Doc note - deploying Linstor with Proxmox

I was following the blog post at Setting Up Highly Available Storage for Proxmox Using LINSTOR & the LINBIT GUI - LINBIT to deploy Linstor with Proxmox, and I have a small point for feedback.

As one step it suggests you do this:

cat << EOF | sudo tee /etc/pve/storage.cfg
drbd: linstor_storage
    content images, rootdir
    controller 192.168.222.130
    resourcegroup pve-rg
EOF

However, I found out the hard way that this overwrites the full set of Proxmox storage definitions, deleting any existing ones.

I suggest this is changed to tee -a so that it appends to the file, rather than overwriting it.

Regards,

Brian.

1 Like

Great suggestion. When writing the blog article, I was focused on a new deployment and overlooked this consideration. I am updating the article and I will revise this command based on your suggestion.
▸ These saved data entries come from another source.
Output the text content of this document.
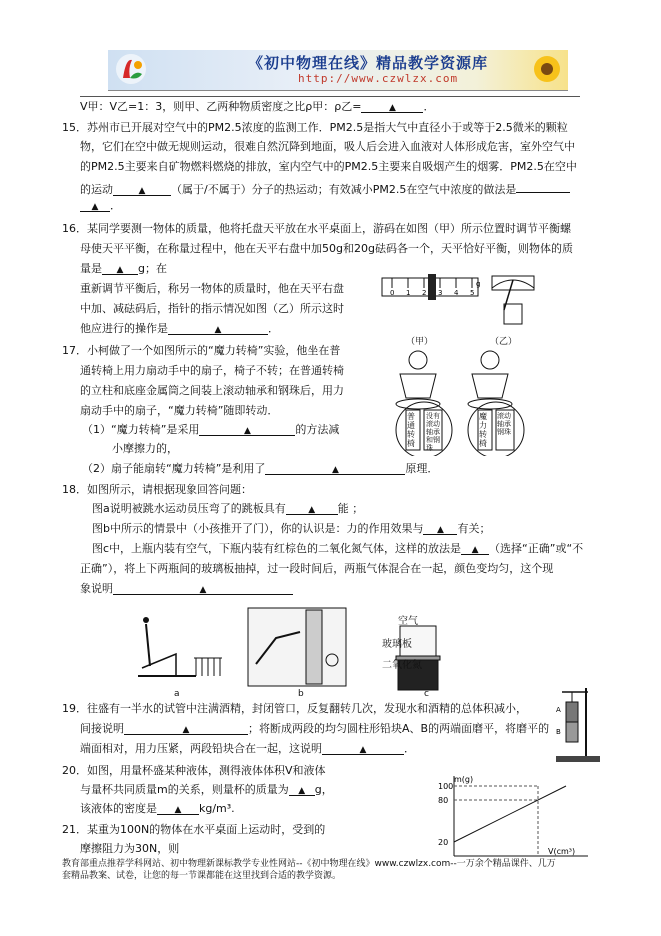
《初中物理在线》精品教学资源库
http://www.czwlzx.com
V甲：V乙=1：3，则甲、乙两种物质密度之比ρ甲：ρ乙=	▲	．
15．苏州市已开展对空气中的PM2.5浓度的监测工作．PM2.5是指大气中直径小于或等于2.5微米的颗粒
物，它们在空中做无规则运动，很难自然沉降到地面，吸人后会进入血液对人体形成危害，室外空气中
的PM2.5主要来自矿物燃料燃烧的排放，室内空气中的PM2.5主要来自吸烟产生的烟雾．PM2.5在空中
的运动	▲ （属于/不属于）分子的热运动；有效减小PM2.5在空气中浓度的做法是
▲ ．
16．某同学要测一物体的质量，他将托盘天平放在水平桌面上，游码在如图（甲）所示位置时调节平衡螺
母使天平平衡，在称量过程中，他在天平右盘中加50g和20g砝码各一个，天平恰好平衡，则物体的质
量是 ▲ g；在
重新调节平衡后，称另一物体的质量时，他在天平右盘
中加、减砝码后，指针的指示情况如图（乙）所示这时
他应进行的操作是	▲	．
0 1 2 3 4 5
g
（甲）	（乙）
17．小柯做了一个如图所示的“魔力转椅”实验，他坐在普
通转椅上用力扇动手中的扇子，椅子不转；在普通转椅
的立柱和底座金属筒之间装上滚动轴承和钢珠后，用力
扇动手中的扇子，“魔力转椅”随即转动．
（1）“魔力转椅”是采用	▲	的方法减
小摩擦力的，
（2）扇子能扇转“魔力转椅”是利用了	▲	原理．
普通转椅
没有滚动轴承和钢珠
魔力转椅
滚动轴承钢珠
18．如图所示，请根据现象回答问题：
图a说明被跳水运动员压弯了的跳板具有	▲ 能 ；
图b中所示的情景中（小孩推开了门），你的认识是：力的作用效果与 ▲ 有关；
图c中，上瓶内装有空气，下瓶内装有红棕色的二氧化氮气体，这样的放法是 ▲ （选择“正确”或“不
正确”），将上下两瓶间的玻璃板抽掉，过一段时间后，两瓶气体混合在一起，颜色变均匀，这个现
象说明	▲
a	b	c
空气
玻璃板
二氧化氮
19．往盛有一半水的试管中注满酒精，封闭管口，反复翻转几次，发现水和酒精的总体积减小，
间接说明	▲	；将断成两段的均匀圆柱形铅块A、B的两端面磨平，将磨平的
端面相对，用力压紧，两段铅块合在一起，这说明	▲	．
A
B
20．如图，用量杯盛某种液体，测得液体体积V和液体
与量杯共同质量m的关系，则量杯的质量为 ▲ g，
该液体的密度是 ▲ kg/m³.
21．某重为100N的物体在水平桌面上运动时，受到的
摩擦阻力为30N，则
m(g)
V(cm³)
20
80
100
教育部重点推荐学科网站、初中物理新课标教学专业性网站--《初中物理在线》www.czwlzx.com--一万余个精品课件、几万
套精品教案、试卷，让您的每一节课都能在这里找到合适的教学资源。
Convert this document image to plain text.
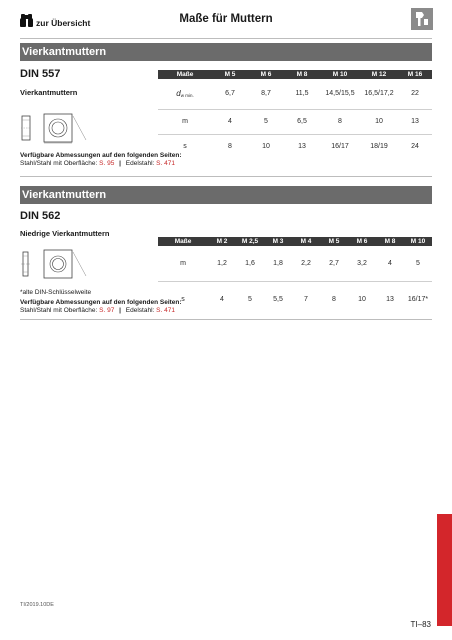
zur Übersicht	Maße für Muttern
Vierkantmuttern
DIN 557
Vierkantmuttern
Maße	M 5	M 6	M 8	M 10	M 12	M 16
dw min.	6,7	8,7	11,5	14,5/15,5	16,5/17,2	22
m	4	5	6,5	8	10	13
s	8	10	13	16/17	18/19	24
Verfügbare Abmessungen auf den folgenden Seiten:
Stahl/Stahl mit Oberfläche: S. 95 | Edelstahl: S. 471
Vierkantmuttern
DIN 562
Niedrige Vierkantmuttern
Maße	M 2	M 2,5	M 3	M 4	M 5	M 6	M 8	M 10
m	1,2	1,6	1,8	2,2	2,7	3,2	4	5
s	4	5	5,5	7	8	10	13	16/17*
*alte DIN-Schlüsselweite
Verfügbare Abmessungen auf den folgenden Seiten:
Stahl/Stahl mit Oberfläche: S. 97 | Edelstahl: S. 471
TI/2019.10DE
TI–83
Thanks for taking the time to post here… and apologies for the “hard way” part.

1 Like

Not at all… your blog post was extremely helpful, thank you, and this is a new system that I have blown away several times before it’s ready for production.

1 Like

I have another minor blog comment: this time on https://linbit.com/blog/monitoring-clusters-using-prometheus-drbd-reactor/ (forum won’t let me post a link)

The Linstor Grafana dashboard (15917) has some hard-coded assumptions in it, which weren’t clear at the time I deployed it.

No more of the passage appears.